AgTech leader AppHarvest, a certified B Corp., has named Julie Nelson its EVP of operations. Nelson will lead efforts to scale AppHarvest’s network of farms and to build manufacturing and supply chain capability to ensure efficient delivery of consistent, high-quality products to major grocers and restaurants.
AppHarvest is focused on farming more sustainably, using up to 90 percent less water than open-field agriculture and only recycled rainwater.
“Julie’s deep experience optimizing complex manufacturing and distribution networks for major consumer goods companies and her proven ability to drive productivity across the supply chain will help us to deliver improved profitability as we scale,” said AppHarvest President David Lee.
Nelson will play an integral role as an executive management committee member, reporting to Lee, and will aid in developing company strategy, establishing operations and driving efficiency to reach productivity and cost goals while ensuring quality and customer satisfaction.
“Julie has battleground-tested experience in scaling operations across sites,” said AppHarvest Founder and CEO Jonathan Webb. “Her recent focus on improving sustainability in the food and beverage supply chain by reducing food waste, energy consumption and greenhouse gas emissions makes her a natural fit at AppHarvest.”
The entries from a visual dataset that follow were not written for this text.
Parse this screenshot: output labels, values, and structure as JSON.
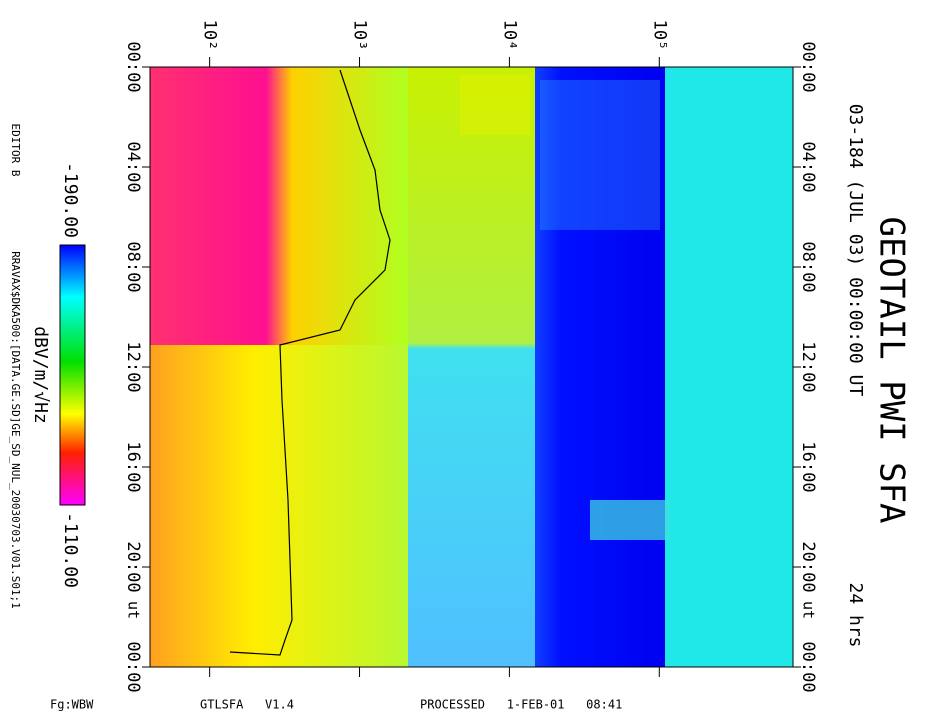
{
  "chart_data": {
    "type": "spectrogram",
    "title": "GEOTAIL PWI SFA",
    "subtitle": "03-184 (JUL 03) 00:00:00 UT",
    "duration": "24 hrs",
    "time_unit": "ut",
    "xscale": "log",
    "xlim": [
      40,
      780000
    ],
    "xticks": [
      {
        "value": 100,
        "label": "10²"
      },
      {
        "value": 1000,
        "label": "10³"
      },
      {
        "value": 10000,
        "label": "10⁴"
      },
      {
        "value": 100000,
        "label": "10⁵"
      }
    ],
    "ylim": [
      0,
      24
    ],
    "yticks": [
      {
        "value": 0,
        "label": "00:00"
      },
      {
        "value": 4,
        "label": "04:00"
      },
      {
        "value": 8,
        "label": "08:00"
      },
      {
        "value": 12,
        "label": "12:00"
      },
      {
        "value": 16,
        "label": "16:00"
      },
      {
        "value": 20,
        "label": "20:00"
      },
      {
        "value": 24,
        "label": "00:00"
      }
    ],
    "colorbar": {
      "label": "dBV/m/√Hz",
      "ticks": [
        {
          "value": -190,
          "label": "-190.00"
        },
        {
          "value": -110,
          "label": "-110.00"
        }
      ]
    },
    "editor": "EDITOR B",
    "source_file": "RRAVAX$DKA500:[DATA.GE.SD]GE_SD_NUL_20030703.V01.S01;1",
    "footer": {
      "mode": "Fg:WBW",
      "program": "GTLSFA   V1.4",
      "processed": "PROCESSED   1-FEB-01   08:41"
    }
  }
}
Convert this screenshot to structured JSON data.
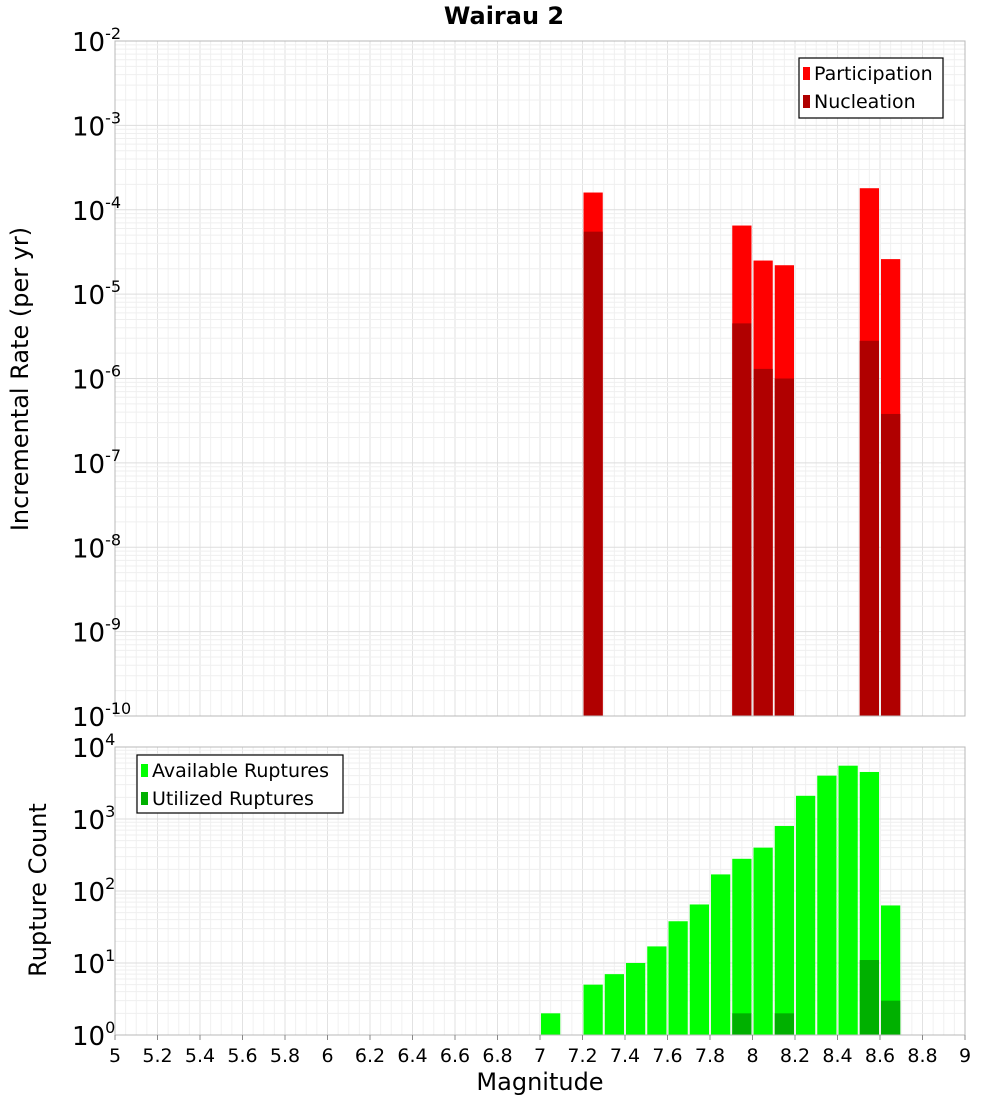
{
  "title": "Wairau 2",
  "chart_data": [
    {
      "type": "bar",
      "title": "Wairau 2",
      "xlabel": "",
      "ylabel": "Incremental Rate (per yr)",
      "y_scale": "log",
      "ylim_exponents": [
        -10,
        -2
      ],
      "xlim": [
        5,
        9
      ],
      "bin_width": 0.1,
      "grid": true,
      "legend_position": "top-right",
      "series": [
        {
          "name": "Participation",
          "color": "#ff0000",
          "x": [
            7.25,
            7.95,
            8.05,
            8.15,
            8.55,
            8.65
          ],
          "values": [
            0.00016,
            6.5e-05,
            2.5e-05,
            2.2e-05,
            0.00018,
            2.6e-05
          ]
        },
        {
          "name": "Nucleation",
          "color": "#b00000",
          "x": [
            7.25,
            7.95,
            8.05,
            8.15,
            8.55,
            8.65
          ],
          "values": [
            5.5e-05,
            4.5e-06,
            1.3e-06,
            1e-06,
            2.8e-06,
            3.8e-07
          ]
        }
      ]
    },
    {
      "type": "bar",
      "xlabel": "Magnitude",
      "ylabel": "Rupture Count",
      "y_scale": "log",
      "ylim_exponents": [
        0,
        4
      ],
      "xlim": [
        5,
        9
      ],
      "bin_width": 0.1,
      "grid": true,
      "legend_position": "top-left",
      "x_ticks": [
        "5",
        "5.2",
        "5.4",
        "5.6",
        "5.8",
        "6",
        "6.2",
        "6.4",
        "6.6",
        "6.8",
        "7",
        "7.2",
        "7.4",
        "7.6",
        "7.8",
        "8",
        "8.2",
        "8.4",
        "8.6",
        "8.8",
        "9"
      ],
      "series": [
        {
          "name": "Available Ruptures",
          "color": "#00ff00",
          "x": [
            6.75,
            7.05,
            7.15,
            7.25,
            7.35,
            7.45,
            7.55,
            7.65,
            7.75,
            7.85,
            7.95,
            8.05,
            8.15,
            8.25,
            8.35,
            8.45,
            8.55,
            8.65
          ],
          "values": [
            1,
            2,
            1,
            5,
            7,
            10,
            17,
            38,
            65,
            170,
            280,
            400,
            800,
            2100,
            4000,
            5500,
            4500,
            63
          ]
        },
        {
          "name": "Utilized Ruptures",
          "color": "#00b000",
          "x": [
            7.25,
            7.95,
            8.05,
            8.15,
            8.55,
            8.65
          ],
          "values": [
            1,
            2,
            1,
            2,
            11,
            3
          ]
        }
      ]
    }
  ]
}
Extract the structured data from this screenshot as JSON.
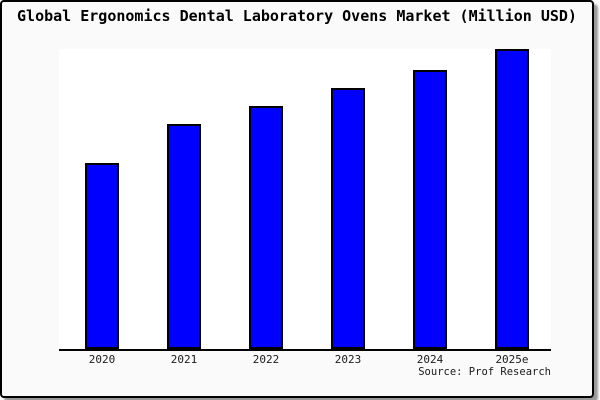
{
  "title": "Global Ergonomics Dental Laboratory Ovens Market (Million USD)",
  "source": "Source: Prof Research",
  "colors": {
    "bar_fill": "#0000FF",
    "bar_border": "#000000",
    "card_background": "#fafafa",
    "plot_background": "#ffffff",
    "axis_line": "#000000",
    "card_border": "#000000",
    "shadow": "#999999"
  },
  "chart_data": {
    "type": "bar",
    "title": "Global Ergonomics Dental Laboratory Ovens Market (Million USD)",
    "categories": [
      "2020",
      "2021",
      "2022",
      "2023",
      "2024",
      "2025e"
    ],
    "values": [
      62,
      75,
      81,
      87,
      93,
      100
    ],
    "xlabel": "",
    "ylabel": "",
    "ylim": [
      0,
      100
    ],
    "y_axis_visible": false,
    "grid": false,
    "legend": false,
    "bar_color": "#0000FF",
    "source": "Source: Prof Research"
  }
}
Nelson joins Morehead, Kentucky-based AppHarvest most recently from McKinsey & Co., following a long tenure with PepsiCo, where she led supply chain teams in the North American beverage business and the global operations team. Her focus areas included network optimization, scaling new digital technologies and end-to-end value chain productivity.
“AppHarvest’s mission aligns with my personal values,” Nelson said. “AppHarvest’s vision of combining the best that nature offers boosted with world-class technology to sustainably and affordably grow nutritious fruits and vegetables is inspiring, and I look forward to building a best-in-class operational team in support of this mission to build a climate-resilient food supply.”
Nelson holds a bachelor’s degree in economics from the Wharton School of the University of Pennsylvania and an MBA from Harvard Business School. She is an advisory council member for the West Virginia University Global Supply Chain Management Program.